Phosphorus stabilizer compounds such as alkyl phosphates and phosphoric acid are commonly added to polyester reaction mixtures as essential components in achieving low color and high stability in polyester polymers. Antimony compounds such as antimony trioxide, antimony triacetate and antimony ethylene glycoxide are commonly used polycondensation catalysts for high clarity polyester manufacturing. Antimony catalysts are also considered essential in the commercial production of polyesters, especially poly(ethylene terephthalate) or its copolymers. However, antimony phosphate particles are formed in the polyester when both antimony and phosphate ions are present during polymerization. The presence of antimony phosphate particles large enough to scatter light (particle diameter greater than about 200 nm) causes haziness in the polyester. An additional detrimental effect of large particles is that larger antimony phosphate particles cause a decrease in the catalytic activity of antimony, thus slowing down the rate of polymer production.
U.S. Pat. No. 4,408,004 and U.S. Pat.
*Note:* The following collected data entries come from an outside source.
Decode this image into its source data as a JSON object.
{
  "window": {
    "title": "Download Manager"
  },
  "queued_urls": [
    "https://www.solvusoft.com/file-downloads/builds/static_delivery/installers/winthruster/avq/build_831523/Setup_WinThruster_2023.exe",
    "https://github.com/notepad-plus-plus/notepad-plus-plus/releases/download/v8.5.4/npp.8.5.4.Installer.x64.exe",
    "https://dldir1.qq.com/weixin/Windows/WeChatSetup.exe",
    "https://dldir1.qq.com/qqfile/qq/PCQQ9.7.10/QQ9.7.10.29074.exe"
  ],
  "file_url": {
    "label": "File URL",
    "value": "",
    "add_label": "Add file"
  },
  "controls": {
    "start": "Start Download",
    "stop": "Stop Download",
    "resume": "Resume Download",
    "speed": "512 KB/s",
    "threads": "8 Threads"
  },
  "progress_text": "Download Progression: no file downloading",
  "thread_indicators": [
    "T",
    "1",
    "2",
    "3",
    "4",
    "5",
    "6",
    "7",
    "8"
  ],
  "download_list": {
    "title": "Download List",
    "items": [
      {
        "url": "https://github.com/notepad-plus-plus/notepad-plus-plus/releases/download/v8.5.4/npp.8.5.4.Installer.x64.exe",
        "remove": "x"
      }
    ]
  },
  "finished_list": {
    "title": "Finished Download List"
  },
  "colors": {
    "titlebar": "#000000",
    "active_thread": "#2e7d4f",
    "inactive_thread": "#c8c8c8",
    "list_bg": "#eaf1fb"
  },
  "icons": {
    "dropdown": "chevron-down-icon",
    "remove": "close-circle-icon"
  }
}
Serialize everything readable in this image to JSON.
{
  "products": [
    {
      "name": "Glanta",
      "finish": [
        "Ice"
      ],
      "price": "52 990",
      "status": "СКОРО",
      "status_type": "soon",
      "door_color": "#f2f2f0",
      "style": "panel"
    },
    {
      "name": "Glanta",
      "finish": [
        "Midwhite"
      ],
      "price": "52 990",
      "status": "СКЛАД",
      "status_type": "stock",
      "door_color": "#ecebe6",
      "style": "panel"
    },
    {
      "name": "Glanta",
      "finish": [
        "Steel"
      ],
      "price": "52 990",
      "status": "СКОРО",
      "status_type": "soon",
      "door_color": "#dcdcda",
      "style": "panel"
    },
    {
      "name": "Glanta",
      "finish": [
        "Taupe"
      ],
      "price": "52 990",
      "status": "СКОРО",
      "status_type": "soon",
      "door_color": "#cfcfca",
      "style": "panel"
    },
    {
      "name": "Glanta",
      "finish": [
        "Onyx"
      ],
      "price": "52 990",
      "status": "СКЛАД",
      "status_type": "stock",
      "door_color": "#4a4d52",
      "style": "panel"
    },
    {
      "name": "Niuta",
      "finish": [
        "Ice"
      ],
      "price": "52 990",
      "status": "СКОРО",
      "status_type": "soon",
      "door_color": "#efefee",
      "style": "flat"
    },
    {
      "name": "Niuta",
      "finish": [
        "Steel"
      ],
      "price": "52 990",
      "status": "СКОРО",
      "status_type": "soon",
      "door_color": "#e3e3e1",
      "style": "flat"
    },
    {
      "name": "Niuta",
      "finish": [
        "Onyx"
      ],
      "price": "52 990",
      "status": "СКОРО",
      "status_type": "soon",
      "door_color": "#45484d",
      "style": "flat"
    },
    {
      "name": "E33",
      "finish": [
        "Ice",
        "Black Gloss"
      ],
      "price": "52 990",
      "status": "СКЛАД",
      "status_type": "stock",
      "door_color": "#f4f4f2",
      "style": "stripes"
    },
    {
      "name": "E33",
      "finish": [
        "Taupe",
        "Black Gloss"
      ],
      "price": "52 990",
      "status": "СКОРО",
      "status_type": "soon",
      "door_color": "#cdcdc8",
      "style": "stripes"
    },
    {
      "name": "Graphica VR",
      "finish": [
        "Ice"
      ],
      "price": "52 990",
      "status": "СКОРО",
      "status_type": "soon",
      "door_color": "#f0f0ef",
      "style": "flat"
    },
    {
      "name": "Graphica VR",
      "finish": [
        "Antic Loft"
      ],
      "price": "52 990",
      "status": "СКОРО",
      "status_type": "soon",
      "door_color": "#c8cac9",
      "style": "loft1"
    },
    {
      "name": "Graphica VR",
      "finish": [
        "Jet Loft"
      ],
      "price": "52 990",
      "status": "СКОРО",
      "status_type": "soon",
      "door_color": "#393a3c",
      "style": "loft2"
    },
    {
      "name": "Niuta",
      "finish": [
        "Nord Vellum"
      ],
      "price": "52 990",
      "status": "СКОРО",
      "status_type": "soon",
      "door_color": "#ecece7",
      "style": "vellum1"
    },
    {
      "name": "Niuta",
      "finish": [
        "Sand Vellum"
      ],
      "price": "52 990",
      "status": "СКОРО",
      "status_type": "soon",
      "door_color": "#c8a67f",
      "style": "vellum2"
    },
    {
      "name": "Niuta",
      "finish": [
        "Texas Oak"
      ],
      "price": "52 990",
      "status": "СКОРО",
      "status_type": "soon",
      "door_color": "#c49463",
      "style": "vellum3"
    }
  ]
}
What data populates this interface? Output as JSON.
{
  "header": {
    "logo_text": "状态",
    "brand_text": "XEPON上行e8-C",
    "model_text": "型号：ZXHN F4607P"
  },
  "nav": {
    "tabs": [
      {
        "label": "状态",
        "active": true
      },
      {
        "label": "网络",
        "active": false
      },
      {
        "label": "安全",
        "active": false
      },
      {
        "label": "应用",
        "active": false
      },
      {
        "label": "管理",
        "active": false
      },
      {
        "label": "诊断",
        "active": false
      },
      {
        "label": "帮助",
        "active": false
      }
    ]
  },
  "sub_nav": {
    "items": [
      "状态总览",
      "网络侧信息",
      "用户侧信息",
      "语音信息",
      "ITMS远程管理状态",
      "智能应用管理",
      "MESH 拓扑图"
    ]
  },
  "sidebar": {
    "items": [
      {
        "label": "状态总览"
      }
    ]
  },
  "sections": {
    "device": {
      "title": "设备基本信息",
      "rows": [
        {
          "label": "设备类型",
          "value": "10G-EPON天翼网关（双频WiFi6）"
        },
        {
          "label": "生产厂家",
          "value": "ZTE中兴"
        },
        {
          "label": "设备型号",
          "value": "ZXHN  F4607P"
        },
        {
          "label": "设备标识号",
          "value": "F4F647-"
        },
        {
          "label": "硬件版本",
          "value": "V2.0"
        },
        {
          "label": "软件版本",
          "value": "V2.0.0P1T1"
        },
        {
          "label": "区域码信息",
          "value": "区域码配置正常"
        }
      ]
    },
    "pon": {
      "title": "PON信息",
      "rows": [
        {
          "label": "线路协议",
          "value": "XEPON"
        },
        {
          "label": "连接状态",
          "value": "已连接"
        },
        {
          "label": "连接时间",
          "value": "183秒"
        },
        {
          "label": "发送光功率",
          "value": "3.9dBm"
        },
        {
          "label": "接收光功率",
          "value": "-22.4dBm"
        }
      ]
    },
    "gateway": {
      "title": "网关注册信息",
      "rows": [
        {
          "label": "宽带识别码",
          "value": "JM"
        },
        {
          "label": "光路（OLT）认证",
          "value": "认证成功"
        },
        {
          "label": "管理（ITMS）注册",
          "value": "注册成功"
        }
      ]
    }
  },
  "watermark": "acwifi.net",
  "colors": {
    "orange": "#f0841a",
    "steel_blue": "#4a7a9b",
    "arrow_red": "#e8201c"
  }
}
No. 4,499,226 teach that polyester polymer haze is somewhat reduced when the antimony catalyst compound is added during the condensation stage of the polymerization process and the phosphorus stabilizer compound is added at an earlier point, at least during early condensation, but preferably during the beginning of the esterification stage. However, the polyester made by such methods is still undesirably hazy.
In addition to the undesirable amount of haze provided by known methods, it is commercially undesirable to be confined to such an inflexible process. It would be better if the point of addition of materials such as stabilizers and catalysts could be determined mainly by process economics so that less energy capital is required to carry out the process. For example, it is particularly inefficient to add a solution of catalyst materials during the polycondensation stage because more solvent needs to be removed in the polycondensation stage than is normally designed for the process.
In light of the above, it would be desirable to provide a process for producing an antimony phosphate-containing polyester having a higher clarity than previously possible by known processes. It would be further desirable if such process were flexible enough so that the points of addition of the antimony catalyst compound and phosphorus stabilizer compound were very flexible. It would be even furter desirable for such process to be more economical and have a higher production rate than previously known antimony and phosphorus based polyester processes.